Çinçin'i bilir misiniz?
Eğer onlardan biri değilseniz, yani Çinçinli değilseniz, O mahalleye gitmek, oralarda dolaşmak, en ilginç intihar türlerinden biri olabilir. Gençlik yıllarımda, oraların sahibi olanlar istemezlerse, oralara polis bile giremezdi. Başınızı şöyle bir kaldırdığınızda, tepede yolu olmayan evler görürdünüz. Zaten isteseniz de, gidemeyeceğiniz evler olduğunu anlardınız.
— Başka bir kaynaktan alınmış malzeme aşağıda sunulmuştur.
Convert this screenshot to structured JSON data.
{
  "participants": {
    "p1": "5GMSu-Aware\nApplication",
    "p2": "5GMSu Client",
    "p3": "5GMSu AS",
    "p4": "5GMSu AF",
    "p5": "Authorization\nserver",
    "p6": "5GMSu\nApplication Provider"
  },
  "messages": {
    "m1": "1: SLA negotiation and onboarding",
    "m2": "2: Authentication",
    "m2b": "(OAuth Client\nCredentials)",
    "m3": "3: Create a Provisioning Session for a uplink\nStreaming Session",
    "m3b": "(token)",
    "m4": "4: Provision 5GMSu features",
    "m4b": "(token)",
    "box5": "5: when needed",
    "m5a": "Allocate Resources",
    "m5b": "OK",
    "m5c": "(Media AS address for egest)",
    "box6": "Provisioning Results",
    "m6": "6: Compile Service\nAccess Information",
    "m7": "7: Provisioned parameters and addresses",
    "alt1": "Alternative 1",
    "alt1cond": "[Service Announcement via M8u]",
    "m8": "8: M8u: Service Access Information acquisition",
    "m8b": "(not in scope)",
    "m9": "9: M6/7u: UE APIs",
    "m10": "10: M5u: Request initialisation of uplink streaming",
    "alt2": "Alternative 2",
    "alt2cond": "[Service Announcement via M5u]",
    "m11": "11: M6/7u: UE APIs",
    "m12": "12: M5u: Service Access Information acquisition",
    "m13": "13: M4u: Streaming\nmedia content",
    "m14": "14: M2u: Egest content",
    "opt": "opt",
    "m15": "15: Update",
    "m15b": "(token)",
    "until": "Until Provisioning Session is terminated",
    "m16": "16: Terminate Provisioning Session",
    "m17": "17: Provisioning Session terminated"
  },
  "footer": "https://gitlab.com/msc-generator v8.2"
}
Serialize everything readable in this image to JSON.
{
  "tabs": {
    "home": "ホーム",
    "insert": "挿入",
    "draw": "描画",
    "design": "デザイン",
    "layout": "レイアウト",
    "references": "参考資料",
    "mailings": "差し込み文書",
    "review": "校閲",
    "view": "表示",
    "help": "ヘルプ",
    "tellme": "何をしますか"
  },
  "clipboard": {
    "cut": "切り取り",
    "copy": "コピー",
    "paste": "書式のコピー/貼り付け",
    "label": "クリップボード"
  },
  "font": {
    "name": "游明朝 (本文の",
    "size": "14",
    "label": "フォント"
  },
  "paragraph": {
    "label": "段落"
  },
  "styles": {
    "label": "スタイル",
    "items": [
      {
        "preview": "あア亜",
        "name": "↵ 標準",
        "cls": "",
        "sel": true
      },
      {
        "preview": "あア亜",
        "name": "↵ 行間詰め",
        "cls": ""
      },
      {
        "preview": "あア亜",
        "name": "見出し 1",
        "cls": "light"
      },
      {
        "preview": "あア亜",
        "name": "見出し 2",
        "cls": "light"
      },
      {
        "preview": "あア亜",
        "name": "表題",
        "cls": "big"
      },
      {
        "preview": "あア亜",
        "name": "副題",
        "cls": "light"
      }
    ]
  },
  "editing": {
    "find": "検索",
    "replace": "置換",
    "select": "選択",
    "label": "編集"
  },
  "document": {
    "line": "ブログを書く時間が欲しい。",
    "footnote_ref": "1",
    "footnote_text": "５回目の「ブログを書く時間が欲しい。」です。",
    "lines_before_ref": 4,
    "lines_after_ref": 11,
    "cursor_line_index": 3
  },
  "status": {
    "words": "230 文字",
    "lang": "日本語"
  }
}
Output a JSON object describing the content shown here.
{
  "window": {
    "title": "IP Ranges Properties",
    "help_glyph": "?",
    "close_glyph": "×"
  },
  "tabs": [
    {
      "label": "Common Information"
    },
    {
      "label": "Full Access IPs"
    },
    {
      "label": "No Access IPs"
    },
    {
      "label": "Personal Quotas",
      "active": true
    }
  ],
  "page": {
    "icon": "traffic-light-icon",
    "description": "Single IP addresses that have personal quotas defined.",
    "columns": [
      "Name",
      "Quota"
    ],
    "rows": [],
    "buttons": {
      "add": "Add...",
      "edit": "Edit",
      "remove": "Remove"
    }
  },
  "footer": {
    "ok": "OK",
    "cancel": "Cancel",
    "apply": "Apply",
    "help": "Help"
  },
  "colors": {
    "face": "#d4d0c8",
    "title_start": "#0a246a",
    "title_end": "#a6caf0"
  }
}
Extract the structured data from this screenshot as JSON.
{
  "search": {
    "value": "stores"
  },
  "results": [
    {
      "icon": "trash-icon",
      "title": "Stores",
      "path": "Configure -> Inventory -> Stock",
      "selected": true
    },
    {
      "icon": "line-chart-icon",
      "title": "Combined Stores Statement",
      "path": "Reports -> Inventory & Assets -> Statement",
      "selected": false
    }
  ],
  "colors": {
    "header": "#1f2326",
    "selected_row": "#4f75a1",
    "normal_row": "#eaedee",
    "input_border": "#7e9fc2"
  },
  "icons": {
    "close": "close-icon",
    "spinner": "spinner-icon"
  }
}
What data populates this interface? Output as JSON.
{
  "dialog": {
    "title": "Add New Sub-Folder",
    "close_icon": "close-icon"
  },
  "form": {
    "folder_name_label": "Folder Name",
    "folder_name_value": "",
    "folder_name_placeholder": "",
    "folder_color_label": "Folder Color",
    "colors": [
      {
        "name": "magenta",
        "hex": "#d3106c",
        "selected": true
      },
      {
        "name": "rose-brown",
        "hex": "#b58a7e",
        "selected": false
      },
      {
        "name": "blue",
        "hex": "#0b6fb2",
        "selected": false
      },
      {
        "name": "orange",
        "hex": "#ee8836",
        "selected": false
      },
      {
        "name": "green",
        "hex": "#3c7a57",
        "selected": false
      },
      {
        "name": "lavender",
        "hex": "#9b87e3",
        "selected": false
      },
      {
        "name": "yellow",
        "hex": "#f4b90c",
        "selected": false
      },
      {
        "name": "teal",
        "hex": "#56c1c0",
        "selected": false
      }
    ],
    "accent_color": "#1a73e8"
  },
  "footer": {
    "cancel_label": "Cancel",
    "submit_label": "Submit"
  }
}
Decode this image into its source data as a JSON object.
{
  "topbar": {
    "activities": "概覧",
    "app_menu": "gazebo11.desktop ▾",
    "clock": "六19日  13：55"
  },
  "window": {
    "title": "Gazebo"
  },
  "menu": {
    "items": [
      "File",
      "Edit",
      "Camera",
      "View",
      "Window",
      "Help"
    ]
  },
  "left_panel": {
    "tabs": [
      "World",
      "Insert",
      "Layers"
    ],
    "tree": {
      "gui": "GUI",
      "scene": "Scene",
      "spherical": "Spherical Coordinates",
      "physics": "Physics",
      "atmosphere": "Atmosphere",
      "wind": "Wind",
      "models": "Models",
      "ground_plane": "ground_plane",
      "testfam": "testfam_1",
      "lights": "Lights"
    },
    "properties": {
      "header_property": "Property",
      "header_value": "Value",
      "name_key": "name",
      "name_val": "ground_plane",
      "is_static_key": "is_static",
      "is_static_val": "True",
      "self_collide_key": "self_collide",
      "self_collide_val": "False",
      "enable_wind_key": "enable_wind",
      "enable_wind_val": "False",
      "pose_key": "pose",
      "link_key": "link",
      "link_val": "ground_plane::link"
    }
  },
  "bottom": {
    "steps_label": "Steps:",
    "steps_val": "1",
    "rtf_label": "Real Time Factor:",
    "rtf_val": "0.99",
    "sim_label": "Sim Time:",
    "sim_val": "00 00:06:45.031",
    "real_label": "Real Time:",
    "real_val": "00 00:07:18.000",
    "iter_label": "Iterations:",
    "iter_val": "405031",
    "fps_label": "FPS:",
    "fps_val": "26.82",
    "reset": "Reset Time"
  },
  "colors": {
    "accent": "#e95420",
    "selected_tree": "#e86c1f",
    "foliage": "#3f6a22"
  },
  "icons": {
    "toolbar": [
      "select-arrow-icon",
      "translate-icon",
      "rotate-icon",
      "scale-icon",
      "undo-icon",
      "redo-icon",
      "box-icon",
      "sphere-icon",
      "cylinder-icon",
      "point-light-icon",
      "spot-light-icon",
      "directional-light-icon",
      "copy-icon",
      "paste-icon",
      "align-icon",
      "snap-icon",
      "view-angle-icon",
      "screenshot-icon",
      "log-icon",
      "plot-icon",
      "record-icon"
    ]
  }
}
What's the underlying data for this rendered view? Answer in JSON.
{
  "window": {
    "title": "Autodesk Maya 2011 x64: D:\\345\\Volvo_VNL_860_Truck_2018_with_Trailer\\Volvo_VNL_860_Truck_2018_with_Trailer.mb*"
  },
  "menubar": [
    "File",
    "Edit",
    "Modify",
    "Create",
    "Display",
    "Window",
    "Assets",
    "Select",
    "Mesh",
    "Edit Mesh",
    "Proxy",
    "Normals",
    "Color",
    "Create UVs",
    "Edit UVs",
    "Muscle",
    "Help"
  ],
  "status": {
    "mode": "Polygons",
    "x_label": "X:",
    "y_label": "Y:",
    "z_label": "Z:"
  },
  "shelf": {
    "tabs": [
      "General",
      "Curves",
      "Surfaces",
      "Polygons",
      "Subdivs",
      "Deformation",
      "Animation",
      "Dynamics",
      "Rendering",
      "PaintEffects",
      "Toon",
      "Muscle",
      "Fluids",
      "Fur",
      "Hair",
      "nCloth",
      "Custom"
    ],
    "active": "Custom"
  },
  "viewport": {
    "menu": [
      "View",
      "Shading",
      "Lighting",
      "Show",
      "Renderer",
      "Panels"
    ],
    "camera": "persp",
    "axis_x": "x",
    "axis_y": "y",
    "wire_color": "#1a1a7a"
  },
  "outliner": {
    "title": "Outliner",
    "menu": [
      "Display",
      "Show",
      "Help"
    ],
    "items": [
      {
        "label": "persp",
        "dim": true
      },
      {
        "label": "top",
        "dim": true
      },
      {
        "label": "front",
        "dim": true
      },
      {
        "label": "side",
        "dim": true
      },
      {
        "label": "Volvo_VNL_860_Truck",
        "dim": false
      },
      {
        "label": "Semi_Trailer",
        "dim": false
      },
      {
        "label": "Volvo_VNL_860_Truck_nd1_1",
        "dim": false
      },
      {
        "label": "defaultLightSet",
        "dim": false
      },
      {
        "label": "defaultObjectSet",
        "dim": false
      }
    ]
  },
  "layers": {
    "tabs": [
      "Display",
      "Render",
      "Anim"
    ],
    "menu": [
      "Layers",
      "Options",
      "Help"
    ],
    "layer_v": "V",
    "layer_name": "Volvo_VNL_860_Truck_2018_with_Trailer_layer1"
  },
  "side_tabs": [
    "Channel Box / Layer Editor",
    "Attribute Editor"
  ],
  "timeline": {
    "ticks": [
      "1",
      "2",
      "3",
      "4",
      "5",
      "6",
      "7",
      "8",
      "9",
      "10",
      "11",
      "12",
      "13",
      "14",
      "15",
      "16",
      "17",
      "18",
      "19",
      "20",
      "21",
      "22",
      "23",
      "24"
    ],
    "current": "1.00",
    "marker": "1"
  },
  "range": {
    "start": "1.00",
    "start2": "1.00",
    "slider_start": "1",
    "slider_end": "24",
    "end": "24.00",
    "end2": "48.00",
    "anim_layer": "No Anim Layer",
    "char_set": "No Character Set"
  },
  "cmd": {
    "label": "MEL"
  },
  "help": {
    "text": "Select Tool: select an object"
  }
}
O muhitin lisesi Yıldırım Beyazıt Lisesi'ydi. Bıyıklı kızlar oradaydı. Ben Tunalı bebesiydim. Mimar Kemal Lisesi'ndeydik. Güzel, alımlı, ilik gibi hatunlar hep bizim taraftaydı. Bir nevi sosyete bebesiydik. Okul futbol takımının kaptanıydım. Saffet Sancaklı o vakitler bizim takımda fırtına gibiydi. ESES'li olmaktan ve santrafor oynamaktan, adımız Saffet'e çıkmıştı. Bir gün onlarla maçımız vardı. Devre arası olmadan maç içinde herkes bana gelip, türlü bahaneler öne sürüyordu. Neymiş efendim, "bu maçı onlara vermezsek götümüzden kan alırlarmış. Maç çıkışı bıçaklarlarmış." Devre arası oldu, rakip fena oynuyor. Kemik seslerini 19 Mayıs dış sahasında maç izlemeyi adet edinen gerçek futbolseverler bile duymaktaydı. Ben fizikliydim ama götten bacak takım arkadaşlarımız fena hırpalanmışlardı. Yenildik ama herkes bıçaklanmadığı için mutluydu. 

İşte tam da o günlerde, oraların bir muhtarı vardı. Çok uzun yıllardır orada görev yapmaktaydı. O muhtarı biz Eskişehirsporlular, yıllar sonra tanımadan sevdik. Sırf oğlu yüzünden. Evladının Cebeci İnönü Stadyumu'nda saha kenarına gelerek, tekerlekli sandalyesinde ona sarılması dün gibi aklımızdadır. 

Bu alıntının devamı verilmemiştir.